Charles-Victor Langlois (born May 26, 1863, Rouen, France—died June 25, 1929, Paris) was one of the leading French scholars of the late 19th century, who is best known for his bibliographic and historical studies of medieval France.
Langlois received his doctorate in 1887 and was named lecturer at the faculty of letters of Douai. In 1909 he became a professor at the University of Paris, where he taught paleography, bibliography, and the history of the Middle Ages.
Langlois’s work Le Règne de Philippe III le Hardi (1887; “The Reign of Philip III the Bold”), emphasizing the political and institutional conditions of 13th-century France, remains one of the best histories of a single reign.
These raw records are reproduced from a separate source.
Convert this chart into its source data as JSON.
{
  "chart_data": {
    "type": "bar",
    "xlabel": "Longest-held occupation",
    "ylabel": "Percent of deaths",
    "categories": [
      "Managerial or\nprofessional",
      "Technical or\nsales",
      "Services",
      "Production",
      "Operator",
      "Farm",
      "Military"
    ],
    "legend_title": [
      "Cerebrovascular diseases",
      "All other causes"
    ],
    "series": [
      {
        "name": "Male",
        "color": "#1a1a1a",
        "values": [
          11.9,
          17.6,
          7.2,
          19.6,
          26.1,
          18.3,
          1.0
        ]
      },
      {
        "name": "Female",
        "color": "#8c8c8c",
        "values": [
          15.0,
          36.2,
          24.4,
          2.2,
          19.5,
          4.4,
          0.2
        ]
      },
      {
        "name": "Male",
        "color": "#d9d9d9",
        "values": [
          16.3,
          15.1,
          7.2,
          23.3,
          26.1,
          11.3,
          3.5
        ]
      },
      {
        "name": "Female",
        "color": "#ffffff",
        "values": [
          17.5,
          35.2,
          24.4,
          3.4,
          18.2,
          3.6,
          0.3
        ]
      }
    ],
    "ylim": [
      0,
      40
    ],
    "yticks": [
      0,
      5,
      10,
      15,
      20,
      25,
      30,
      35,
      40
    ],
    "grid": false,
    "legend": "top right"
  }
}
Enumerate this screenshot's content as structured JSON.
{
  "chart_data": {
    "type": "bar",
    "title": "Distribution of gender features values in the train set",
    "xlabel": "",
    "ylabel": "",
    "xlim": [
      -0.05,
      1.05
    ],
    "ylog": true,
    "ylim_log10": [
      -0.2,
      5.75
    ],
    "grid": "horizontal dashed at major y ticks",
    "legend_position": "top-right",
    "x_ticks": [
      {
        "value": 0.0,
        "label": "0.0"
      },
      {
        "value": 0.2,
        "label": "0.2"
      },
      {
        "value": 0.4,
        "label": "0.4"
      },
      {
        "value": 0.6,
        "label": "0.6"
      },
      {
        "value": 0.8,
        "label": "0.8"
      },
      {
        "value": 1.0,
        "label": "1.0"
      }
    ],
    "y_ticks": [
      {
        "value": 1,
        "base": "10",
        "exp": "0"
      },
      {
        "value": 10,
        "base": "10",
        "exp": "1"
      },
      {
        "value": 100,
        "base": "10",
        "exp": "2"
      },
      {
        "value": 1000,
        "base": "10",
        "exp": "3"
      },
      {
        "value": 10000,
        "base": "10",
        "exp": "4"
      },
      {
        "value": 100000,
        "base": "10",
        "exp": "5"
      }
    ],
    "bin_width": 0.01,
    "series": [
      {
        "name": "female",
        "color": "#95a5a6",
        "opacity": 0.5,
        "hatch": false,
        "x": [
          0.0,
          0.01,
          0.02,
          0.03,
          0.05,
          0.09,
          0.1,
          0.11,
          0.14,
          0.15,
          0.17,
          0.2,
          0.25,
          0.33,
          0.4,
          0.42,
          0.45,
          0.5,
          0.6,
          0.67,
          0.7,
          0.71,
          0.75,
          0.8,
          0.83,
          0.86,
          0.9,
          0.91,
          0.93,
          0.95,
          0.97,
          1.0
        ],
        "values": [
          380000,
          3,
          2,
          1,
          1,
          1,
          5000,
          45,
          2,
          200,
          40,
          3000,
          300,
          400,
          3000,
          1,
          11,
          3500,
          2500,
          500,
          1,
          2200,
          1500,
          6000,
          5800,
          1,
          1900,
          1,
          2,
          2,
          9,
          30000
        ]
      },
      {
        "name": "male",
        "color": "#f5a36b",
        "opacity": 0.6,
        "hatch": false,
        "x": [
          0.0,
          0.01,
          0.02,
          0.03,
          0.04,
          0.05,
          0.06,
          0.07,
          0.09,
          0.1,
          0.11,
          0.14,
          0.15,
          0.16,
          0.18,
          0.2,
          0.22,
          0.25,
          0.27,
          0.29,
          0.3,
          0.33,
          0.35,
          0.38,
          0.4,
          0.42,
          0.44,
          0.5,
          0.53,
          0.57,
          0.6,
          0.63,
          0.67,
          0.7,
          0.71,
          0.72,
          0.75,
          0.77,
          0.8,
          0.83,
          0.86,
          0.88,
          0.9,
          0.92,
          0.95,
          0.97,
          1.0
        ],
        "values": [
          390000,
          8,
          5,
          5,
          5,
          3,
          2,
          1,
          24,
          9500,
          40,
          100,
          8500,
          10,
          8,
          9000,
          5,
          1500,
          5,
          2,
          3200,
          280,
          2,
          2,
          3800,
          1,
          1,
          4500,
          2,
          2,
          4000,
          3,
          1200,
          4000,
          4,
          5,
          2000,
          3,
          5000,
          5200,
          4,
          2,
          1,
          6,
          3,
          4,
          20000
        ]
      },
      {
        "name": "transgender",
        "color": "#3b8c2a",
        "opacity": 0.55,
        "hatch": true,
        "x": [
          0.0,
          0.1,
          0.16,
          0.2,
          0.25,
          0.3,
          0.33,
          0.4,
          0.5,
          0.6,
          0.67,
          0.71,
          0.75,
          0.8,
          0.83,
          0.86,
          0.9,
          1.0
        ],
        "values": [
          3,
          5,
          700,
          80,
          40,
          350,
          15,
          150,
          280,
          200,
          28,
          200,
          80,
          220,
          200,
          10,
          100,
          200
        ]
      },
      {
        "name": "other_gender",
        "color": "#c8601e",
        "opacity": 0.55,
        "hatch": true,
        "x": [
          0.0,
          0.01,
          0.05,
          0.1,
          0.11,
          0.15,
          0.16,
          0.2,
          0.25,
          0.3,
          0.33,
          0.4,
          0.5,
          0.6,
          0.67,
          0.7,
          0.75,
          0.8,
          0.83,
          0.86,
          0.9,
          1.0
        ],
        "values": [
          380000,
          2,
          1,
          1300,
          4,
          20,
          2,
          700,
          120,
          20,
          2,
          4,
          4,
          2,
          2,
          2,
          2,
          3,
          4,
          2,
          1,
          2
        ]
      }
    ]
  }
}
In 1904 he published Manuel de bibliographie historique, 2 vol. (1896–1904; “Manual of Historical Bibliography”), a fundamental work in historical scholarship that provides valuable discussions of bibliographic method.
Among his other treatises are La Vie en France au moyen âge, de la fin du XIIe au milieu du XIVe siècle, 3 vol. (1925–27; “Life in France in the Middle Ages from the End of the 12th to the Middle of the 14th Century”), a description of French life illustrated by edited selections from medieval texts, and Les Archives de l’histoire de France (1891–93), a bibliographic description of archives in all parts of France. Langlois became director of the Archives Nationales in 1913 and was later appointed to the Académie des Inscriptions et Belles-Lettres (1917).